Abstract

Introduction: Our previous findings link connexin-43 (Cx43)-hemichannel mediated ATP release to an increase in the nod-like receptor protein-3 (NLRP3) inflammasome, via nuclear factor kappa-B (NFκB)-mediated priming and purinergic P2X7 receptor (P2X7R) activation. Evidence from studies examining diabetic retinopathy suggests that NLRP3 priming indirectly regulates Cx43-hemichannel activity through increased NFκB binding to the Cx43 promoter. In the diabetic kidney, this feedback loop remains to be established.

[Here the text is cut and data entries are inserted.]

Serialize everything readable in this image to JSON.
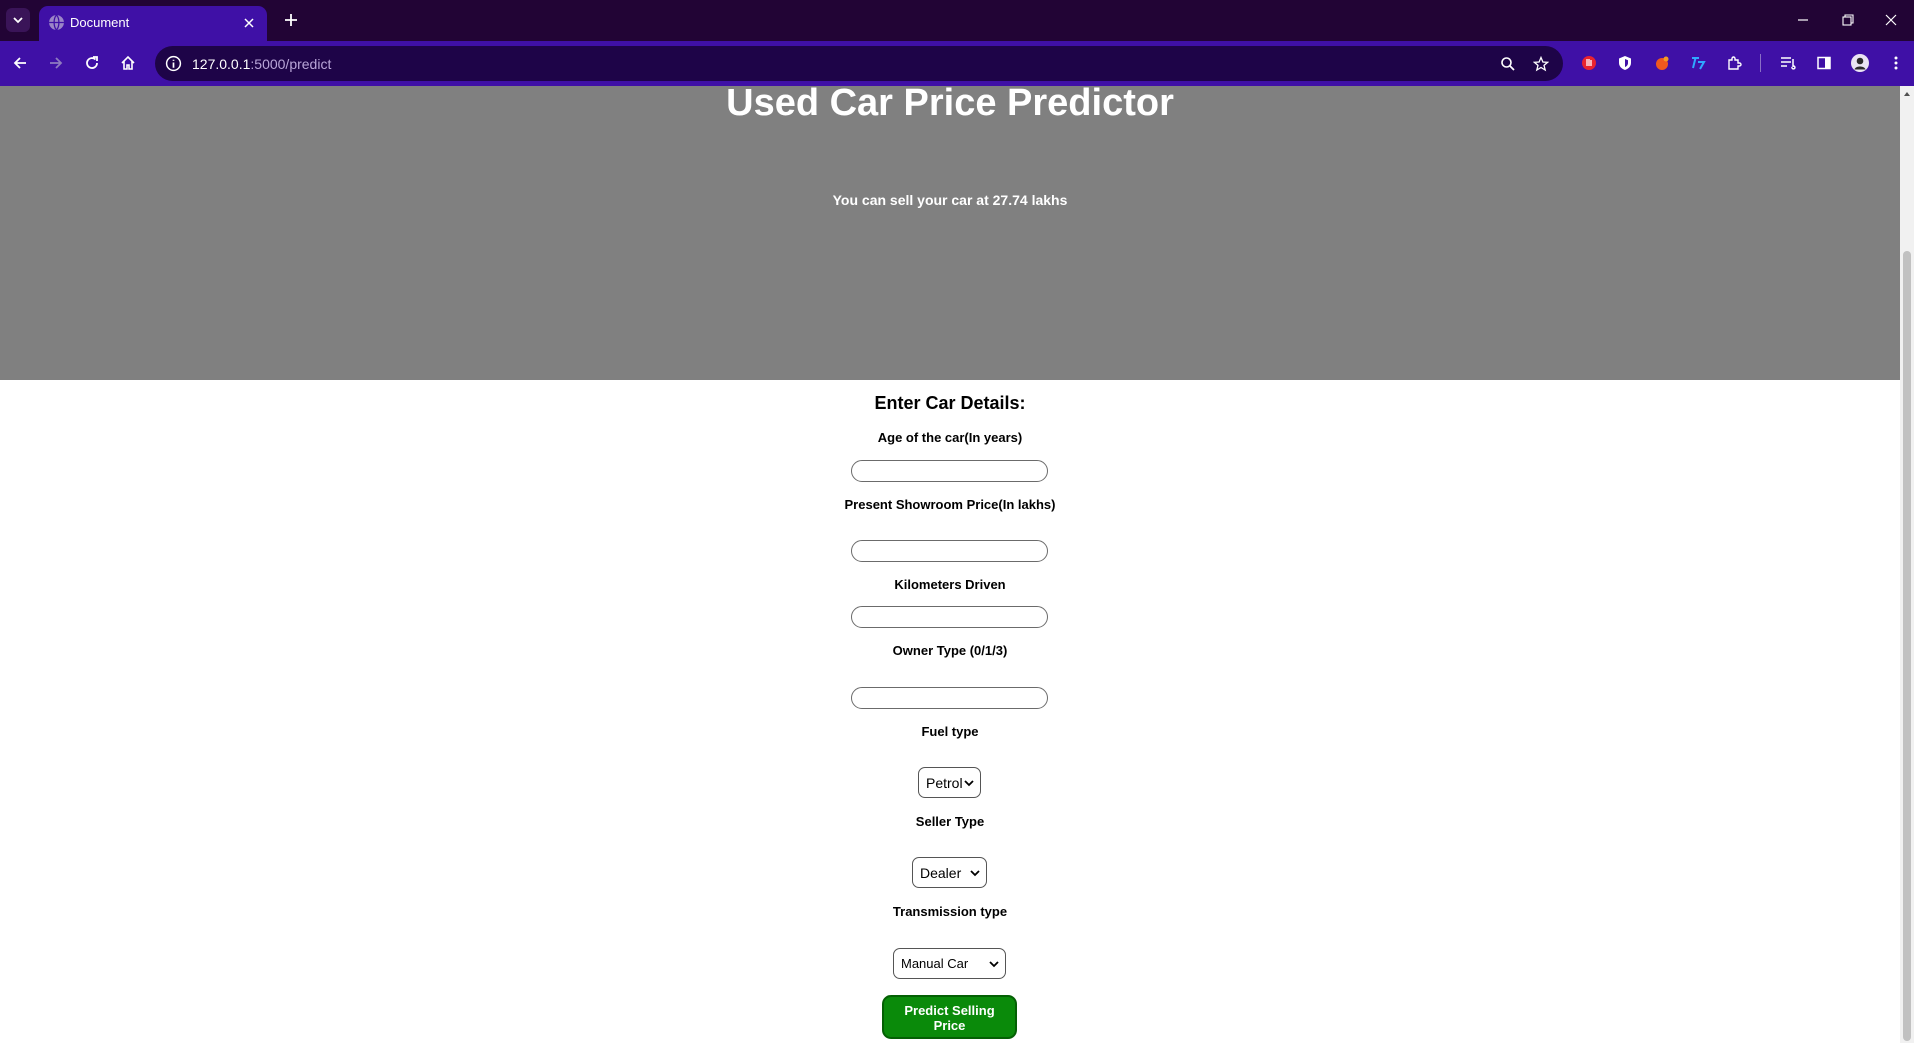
{
  "browser": {
    "tab_title": "Document",
    "url_host": "127.0.0.1",
    "url_path": ":5000/predict"
  },
  "page": {
    "title": "Used Car Price Predictor",
    "result_text": "You can sell your car at 27.74 lakhs",
    "form_heading": "Enter Car Details:",
    "labels": {
      "age": "Age of the car(In years)",
      "price": "Present Showroom Price(In lakhs)",
      "kms": "Kilometers Driven",
      "owner": "Owner Type (0/1/3)",
      "fuel": "Fuel type",
      "seller": "Seller Type",
      "transmission": "Transmission type"
    },
    "inputs": {
      "age_value": "",
      "price_value": "",
      "kms_value": "",
      "owner_value": ""
    },
    "selects": {
      "fuel": "Petrol",
      "seller": "Dealer",
      "transmission": "Manual Car"
    },
    "submit_label_line1": "Predict Selling",
    "submit_label_line2": "Price"
  },
  "colors": {
    "hero_bg": "#808080",
    "submit_bg": "#0a8a0a",
    "browser_accent": "#3f10a6"
  }
}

Method: Human primary proximal tubule epithelial cells (hPTECs) were cultured in 5mM or 25mM D-glucose and treated with interleukin (IL)1β (10ng) and tumour necrosis factor-alpha (TNFα; 10ng) ± Cx43 hemichannel blocker Tonabersat (50μM), ± Caspase-1 inhibitor YVAD-CMK (10μM/mL), ± NFκB inhibitor BAY117082 (5μM) for 48hrs (n=3-6). Real-time qPCR and western blotting examined mRNA and protein expression respectively, whilst carboxyfluorescein dye-uptake and ATP release assessed Cx43-hemichannel activity.
Results: Inhibition of NLRP3 priming and activation decreases interleukin (IL)1α (35±13%; P<0.01 and 55±10%; P<0.001 respectively) and generates a priming-dependent reduction in granulocyte-colony stimulating factor (G-CSF) expression (40±10%; P<0.001). Similarly, blocking Cx43-hemichannels with Tonabersat reduced IL1α (61±5.5%; P<0.001) and G-CSF (52±7.9%; P<0.001) expression, with inhibition of NLRP3 reducing Cx43 mRNA and protein expression (29±5.0%; P<0.01 and 34±9.1%; P<0.01 respectively), hemichannel-mediated dye-uptake (37±2.7%; P<0.001) and ATP release (32±8.7%; P<0.05).
Discussion: In combination with previous data demonstrating a role for Cx43-hemichannel activity in mediating NLRP3 priming and activation, we establish the presence of a cycle of events in which NLRP3-induced inflammation and Cx43-hemichannel mediated activity reciprocally exacerbate the activation of each other. This vicious cycle is blocked by Tonabersat.